4 thoughts on “11 February 2014

  1. I thought that what he said about their being “bad books” for children was wrong. I didn’t find a love of reading until I began the twilight series. Looking back on all of them now I can understand how they might be considered bad literature but as a 6th grader I thought they were the best things I had ever read in my life. I spent more time reading then I used to because the story was so interesting to me. After reading those books I then went looking for more books like it which then pushed me to have a love for reading. I think that once you get older you can understand what a “bad book” is but as a child no book is really bad, as long as they’re reading something then that book is good for them.

    • Erin, he actually said there are NO bad books for kids. Let kids read what they want to read, was his argument.

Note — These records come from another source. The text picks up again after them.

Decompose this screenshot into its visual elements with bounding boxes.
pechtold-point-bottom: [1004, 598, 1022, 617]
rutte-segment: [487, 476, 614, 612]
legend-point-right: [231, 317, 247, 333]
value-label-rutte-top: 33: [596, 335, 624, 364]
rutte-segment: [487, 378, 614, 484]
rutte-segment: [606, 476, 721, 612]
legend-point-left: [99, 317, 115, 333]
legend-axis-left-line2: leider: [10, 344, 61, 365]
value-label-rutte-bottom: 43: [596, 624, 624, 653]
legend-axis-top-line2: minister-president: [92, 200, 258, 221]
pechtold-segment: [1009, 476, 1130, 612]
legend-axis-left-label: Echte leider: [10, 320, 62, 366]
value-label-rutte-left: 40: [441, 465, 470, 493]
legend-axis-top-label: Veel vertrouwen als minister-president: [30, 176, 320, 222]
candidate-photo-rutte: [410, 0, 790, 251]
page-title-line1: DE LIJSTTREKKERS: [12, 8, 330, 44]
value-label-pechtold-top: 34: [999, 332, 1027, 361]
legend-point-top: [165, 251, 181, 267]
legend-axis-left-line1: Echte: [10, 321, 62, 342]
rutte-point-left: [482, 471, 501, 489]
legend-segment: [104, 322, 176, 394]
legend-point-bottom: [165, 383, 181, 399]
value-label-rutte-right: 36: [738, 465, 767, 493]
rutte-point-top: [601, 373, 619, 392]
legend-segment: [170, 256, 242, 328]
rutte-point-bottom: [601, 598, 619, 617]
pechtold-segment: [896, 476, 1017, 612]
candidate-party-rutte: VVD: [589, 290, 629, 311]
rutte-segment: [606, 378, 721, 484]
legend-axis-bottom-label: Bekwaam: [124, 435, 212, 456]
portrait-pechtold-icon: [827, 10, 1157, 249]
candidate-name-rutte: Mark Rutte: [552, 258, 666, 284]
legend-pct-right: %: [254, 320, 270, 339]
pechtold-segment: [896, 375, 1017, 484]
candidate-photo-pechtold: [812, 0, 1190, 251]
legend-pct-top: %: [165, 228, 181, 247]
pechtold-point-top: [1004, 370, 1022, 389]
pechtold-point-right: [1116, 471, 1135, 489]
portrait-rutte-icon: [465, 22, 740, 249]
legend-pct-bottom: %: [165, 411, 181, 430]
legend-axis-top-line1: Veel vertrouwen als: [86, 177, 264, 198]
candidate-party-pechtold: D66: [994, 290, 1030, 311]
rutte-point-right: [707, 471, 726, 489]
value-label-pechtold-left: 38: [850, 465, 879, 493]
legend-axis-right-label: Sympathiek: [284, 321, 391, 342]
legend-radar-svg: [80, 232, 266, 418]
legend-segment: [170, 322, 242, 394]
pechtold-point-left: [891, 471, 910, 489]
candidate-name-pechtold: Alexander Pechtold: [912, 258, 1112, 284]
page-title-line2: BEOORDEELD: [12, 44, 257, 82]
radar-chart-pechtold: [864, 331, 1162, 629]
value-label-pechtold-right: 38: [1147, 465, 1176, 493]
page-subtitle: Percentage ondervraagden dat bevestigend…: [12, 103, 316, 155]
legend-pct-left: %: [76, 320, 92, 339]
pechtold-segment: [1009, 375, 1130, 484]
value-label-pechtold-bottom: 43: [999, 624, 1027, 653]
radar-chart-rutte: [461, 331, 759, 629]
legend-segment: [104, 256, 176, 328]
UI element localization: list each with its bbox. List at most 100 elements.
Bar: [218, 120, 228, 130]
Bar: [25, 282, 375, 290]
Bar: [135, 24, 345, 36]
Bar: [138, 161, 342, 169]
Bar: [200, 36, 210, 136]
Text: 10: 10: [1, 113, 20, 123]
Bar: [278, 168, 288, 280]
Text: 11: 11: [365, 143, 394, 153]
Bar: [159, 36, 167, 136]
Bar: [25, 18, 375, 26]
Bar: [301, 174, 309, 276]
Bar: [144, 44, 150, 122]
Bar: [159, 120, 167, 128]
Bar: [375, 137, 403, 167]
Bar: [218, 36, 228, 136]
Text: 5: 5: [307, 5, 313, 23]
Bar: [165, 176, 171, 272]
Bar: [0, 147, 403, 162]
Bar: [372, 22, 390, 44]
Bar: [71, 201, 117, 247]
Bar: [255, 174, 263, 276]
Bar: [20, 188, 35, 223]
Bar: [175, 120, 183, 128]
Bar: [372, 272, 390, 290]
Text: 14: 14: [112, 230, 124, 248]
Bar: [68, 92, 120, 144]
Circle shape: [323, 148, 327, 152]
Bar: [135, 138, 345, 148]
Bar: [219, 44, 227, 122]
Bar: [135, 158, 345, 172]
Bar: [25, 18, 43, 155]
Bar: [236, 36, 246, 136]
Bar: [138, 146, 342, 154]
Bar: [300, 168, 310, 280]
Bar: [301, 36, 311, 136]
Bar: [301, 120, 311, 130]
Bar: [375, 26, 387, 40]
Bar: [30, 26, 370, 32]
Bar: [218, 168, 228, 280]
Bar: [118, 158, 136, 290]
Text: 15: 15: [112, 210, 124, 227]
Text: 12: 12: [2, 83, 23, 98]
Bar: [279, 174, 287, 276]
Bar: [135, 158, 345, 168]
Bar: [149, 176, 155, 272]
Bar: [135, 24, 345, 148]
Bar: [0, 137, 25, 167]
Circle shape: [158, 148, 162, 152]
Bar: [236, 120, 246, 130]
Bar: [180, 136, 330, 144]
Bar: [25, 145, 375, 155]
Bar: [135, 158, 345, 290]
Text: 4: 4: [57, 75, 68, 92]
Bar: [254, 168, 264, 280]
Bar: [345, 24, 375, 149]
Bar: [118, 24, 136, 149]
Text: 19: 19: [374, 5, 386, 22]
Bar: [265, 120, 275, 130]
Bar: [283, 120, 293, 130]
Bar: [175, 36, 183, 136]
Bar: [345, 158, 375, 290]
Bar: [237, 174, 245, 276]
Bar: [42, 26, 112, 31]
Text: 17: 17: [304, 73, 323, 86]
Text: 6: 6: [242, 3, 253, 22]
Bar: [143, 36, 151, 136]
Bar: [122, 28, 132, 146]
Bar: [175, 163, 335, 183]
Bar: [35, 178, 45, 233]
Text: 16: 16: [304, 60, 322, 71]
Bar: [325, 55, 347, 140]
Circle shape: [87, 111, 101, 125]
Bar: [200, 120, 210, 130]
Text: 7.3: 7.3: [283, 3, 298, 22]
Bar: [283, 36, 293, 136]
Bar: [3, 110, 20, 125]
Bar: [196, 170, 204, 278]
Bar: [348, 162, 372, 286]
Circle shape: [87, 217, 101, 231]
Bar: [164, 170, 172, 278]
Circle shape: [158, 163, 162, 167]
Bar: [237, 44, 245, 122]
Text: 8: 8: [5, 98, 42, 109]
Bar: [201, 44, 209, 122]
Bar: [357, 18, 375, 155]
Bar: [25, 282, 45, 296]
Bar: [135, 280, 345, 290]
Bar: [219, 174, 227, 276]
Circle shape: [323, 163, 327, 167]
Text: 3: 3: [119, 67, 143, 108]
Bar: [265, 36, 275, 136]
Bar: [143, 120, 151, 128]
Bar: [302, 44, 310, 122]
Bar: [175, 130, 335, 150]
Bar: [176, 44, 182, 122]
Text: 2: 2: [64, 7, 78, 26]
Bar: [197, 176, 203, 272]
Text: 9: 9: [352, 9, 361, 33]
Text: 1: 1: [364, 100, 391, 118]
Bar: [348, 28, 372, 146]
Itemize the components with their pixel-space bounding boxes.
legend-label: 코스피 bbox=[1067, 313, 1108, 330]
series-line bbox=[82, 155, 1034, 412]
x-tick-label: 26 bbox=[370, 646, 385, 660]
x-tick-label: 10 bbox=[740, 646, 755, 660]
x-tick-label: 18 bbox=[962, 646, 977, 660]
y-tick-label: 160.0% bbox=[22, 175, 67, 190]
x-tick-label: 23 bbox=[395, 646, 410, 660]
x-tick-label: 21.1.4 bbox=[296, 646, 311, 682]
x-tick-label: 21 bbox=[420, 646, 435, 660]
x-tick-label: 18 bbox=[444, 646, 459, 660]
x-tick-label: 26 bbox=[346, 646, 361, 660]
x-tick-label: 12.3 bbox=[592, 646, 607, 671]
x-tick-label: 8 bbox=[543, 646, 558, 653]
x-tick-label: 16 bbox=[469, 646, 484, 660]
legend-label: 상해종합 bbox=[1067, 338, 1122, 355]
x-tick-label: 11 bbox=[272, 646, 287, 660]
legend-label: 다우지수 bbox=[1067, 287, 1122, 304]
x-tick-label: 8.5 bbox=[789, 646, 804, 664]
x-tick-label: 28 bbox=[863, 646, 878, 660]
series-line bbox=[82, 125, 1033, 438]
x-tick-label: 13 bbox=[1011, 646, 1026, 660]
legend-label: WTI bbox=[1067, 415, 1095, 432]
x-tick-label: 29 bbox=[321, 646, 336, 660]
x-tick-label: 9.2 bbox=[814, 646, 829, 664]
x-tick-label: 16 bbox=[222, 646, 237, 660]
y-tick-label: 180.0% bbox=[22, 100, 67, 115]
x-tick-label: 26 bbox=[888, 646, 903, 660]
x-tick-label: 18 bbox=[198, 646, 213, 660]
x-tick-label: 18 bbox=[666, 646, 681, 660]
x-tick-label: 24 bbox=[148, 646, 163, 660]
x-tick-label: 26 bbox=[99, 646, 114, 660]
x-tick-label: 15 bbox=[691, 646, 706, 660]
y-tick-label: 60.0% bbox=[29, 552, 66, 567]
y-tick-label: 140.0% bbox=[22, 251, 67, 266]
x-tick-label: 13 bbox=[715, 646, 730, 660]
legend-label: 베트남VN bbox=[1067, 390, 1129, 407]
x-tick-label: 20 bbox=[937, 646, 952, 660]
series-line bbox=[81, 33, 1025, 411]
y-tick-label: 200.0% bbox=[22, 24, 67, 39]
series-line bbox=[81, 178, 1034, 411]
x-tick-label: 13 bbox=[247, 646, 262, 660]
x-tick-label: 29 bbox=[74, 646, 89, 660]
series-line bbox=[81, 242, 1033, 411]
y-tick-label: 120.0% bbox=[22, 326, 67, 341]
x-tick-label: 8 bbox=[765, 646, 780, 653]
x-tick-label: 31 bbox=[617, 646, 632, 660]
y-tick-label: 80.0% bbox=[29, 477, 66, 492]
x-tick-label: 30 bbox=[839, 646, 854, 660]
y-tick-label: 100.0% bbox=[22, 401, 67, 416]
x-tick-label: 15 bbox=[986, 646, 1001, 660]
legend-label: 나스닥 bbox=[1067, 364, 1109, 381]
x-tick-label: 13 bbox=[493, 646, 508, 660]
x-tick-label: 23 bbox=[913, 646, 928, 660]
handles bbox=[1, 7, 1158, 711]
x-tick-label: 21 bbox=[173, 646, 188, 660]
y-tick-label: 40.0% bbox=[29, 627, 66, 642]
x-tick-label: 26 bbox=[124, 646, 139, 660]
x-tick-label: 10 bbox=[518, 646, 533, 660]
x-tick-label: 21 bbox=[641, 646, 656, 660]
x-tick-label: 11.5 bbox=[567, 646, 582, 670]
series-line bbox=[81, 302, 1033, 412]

  2. I was absent on Friday.. But here is what I had to say about the text: I noticed that after the ‘closeness’ section, he tied closeness with belief. He wrote, “The person who gets close enough to poetry… Is going to know more about the word belief than anybody else knows, even in religion nowadays. ” And the three beliefs he listed were, self-belief, relationship belief, and literary belief. Then he connects all of them by saying that they are all closely related to God-belief… You enter into Him to bring about the future. I think I get this part, he is saying that you need to get close to poetry in order to get its message and understand it. And I completely agree with him but going back to ‘closeness’, he confuses me, or rather I’m not convinced, just because you read or write poetry, does it mean that you understand the metaphors you are reading about, or using? I don’t think you always do, especially in literature terms.

    Today’s:
    I agree with Neil Gaiman, I think pleasure reading is the first step toward any reading as most of my classmates were saying. Once you start reading for pleasure, you get used to taking in the information and understanding it. You get to understand the overall message because it usually has a story, that is interesting, like wizards, myths and other cool stuffs/elements. They are just captivating and the plot is easy to follow. and I think that it’s a gateway to others because you might get bored with a specific pattern. So you might try something new because you love taking information in your mind and picturing it. For example, I used to love fantasy but now I every time I pick up a fantasy, I read a witch, a wizard, evil, and I get bored because I know who is gonna do what. But now I like dystopia books and those are not really children books. They have plots that are thicker and they tend to use bigger words. When I read and don’t understand a word, I sometimes look it up and I have found those words used in different writings. So I’m able to understand different subjects of writing.

  3. I totally agree with Neil Gaiman’s argument for letting kids read what they want to read. If you force kids to read books that adults think are “classics” and make them talk about what they learned it could make them lose their interest in reading which is probably the worst thing that could happen to a young reader.